Raven-Symoné: “Can we take back ‘racist’ and say ‘discriminatory?’ Because I think that’s a better word.” Whoopi: “Yes, it is a much better word.” No, sisters, it’s not.
There have been many responses, including my above tweet, rebuking Raven-Symoné (and women of The View, including a sister named Whoopi) mocking so called “ghetto” [Black] names, but New Orleans slam poet Sha’Condria ‘iCon’ Sibley speaks on the matter from the poignant perspective of little Black girls who have ‘big’ names. Though dedicated to Quvenzhané Wallis years ago, Sha’Condria’s piece perfectly reads Raven-Symoné and Whoopi’s tomfoolery over so called ‘ghetto’ names. “Say it right or don’t say it at all.” –Sha’Condria #dontBSyourself
And now… let us dig even deeper into the ‘Black name’ phenomenon and stigma:
Though the women of The View got quite a kick out of mocking ‘ghetto’ [Black] names and the employment discrimination imposed against people who have such names, it’s actually no laughing matter, especially for women of color.

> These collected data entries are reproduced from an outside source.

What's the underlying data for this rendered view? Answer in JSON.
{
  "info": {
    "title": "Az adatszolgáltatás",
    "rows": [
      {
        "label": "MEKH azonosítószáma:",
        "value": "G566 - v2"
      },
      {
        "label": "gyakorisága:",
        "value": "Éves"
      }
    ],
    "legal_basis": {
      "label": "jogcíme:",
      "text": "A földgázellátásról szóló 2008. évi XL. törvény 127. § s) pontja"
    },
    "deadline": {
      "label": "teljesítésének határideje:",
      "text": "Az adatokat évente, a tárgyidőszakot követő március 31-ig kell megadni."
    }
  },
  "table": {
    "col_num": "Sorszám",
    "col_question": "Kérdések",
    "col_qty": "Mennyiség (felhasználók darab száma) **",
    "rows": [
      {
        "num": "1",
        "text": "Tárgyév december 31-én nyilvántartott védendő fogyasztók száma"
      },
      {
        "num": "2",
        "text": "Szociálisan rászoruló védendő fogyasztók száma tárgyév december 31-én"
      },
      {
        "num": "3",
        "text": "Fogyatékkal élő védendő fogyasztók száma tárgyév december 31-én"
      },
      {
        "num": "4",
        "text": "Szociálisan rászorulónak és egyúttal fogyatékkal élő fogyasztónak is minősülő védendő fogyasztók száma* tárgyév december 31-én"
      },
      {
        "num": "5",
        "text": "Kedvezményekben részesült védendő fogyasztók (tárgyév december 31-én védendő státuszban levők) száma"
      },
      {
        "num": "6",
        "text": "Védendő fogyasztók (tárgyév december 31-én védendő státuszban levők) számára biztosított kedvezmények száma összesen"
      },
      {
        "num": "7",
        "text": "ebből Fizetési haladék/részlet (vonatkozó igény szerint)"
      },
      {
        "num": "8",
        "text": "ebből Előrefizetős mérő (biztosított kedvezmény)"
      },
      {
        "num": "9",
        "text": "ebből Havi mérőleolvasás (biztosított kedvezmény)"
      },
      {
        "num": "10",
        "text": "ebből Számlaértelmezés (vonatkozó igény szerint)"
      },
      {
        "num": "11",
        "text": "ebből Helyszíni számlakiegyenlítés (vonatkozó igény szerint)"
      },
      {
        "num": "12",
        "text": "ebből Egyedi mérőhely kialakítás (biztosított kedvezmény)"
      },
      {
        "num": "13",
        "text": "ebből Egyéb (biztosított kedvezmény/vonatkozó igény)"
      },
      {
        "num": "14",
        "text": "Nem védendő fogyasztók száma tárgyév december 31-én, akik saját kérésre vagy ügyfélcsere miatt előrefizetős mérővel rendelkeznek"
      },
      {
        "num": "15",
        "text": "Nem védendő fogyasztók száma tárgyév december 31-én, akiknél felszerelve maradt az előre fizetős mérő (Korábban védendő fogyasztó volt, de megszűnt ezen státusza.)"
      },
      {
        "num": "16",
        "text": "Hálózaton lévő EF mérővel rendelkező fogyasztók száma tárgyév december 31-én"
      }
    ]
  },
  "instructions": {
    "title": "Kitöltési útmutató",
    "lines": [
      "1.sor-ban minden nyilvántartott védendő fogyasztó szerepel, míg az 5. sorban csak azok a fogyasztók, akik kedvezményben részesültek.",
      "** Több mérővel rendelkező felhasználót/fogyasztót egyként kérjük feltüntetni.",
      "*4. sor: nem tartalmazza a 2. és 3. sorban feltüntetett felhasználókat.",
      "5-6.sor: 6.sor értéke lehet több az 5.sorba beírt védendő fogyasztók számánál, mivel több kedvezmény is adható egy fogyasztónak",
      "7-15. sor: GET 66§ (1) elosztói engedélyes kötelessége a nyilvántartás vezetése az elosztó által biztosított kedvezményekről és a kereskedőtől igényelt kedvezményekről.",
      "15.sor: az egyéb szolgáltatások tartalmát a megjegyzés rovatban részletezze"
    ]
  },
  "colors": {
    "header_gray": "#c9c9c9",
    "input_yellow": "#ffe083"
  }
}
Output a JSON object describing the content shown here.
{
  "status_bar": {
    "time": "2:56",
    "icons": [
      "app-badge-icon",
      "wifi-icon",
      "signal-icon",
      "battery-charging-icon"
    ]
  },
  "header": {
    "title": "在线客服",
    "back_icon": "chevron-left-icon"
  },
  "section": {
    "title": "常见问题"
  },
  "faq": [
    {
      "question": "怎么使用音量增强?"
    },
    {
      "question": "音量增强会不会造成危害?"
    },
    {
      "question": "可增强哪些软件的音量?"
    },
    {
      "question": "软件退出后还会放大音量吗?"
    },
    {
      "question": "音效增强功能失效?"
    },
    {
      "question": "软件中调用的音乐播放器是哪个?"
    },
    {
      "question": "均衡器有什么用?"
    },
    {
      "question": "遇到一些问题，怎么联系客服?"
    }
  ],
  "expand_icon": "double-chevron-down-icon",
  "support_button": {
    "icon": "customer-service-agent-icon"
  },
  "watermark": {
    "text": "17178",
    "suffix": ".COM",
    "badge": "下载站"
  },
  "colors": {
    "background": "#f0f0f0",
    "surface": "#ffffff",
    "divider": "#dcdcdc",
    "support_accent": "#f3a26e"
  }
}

“I was told…go to school and you’ll be fine for the rest of your life. But obviously that’s a lie,” said Yolanda Spivey.
Spivey has a bachelor’s degree in English and more than a decade of experience in the insurance industry, but still can’t find work.
In 2011, fearing name discrimination, she created a separate online profile under the name Bianca White. This led to more interviews but she still couldn’t get a job.
Black unemployment in America isnearly twice the national average. But in 2014 African-American women had the highest unemployment rate among women (10.5 percent) compared to white women (5.2 percent), according to the Institute for Women’s Policy Research.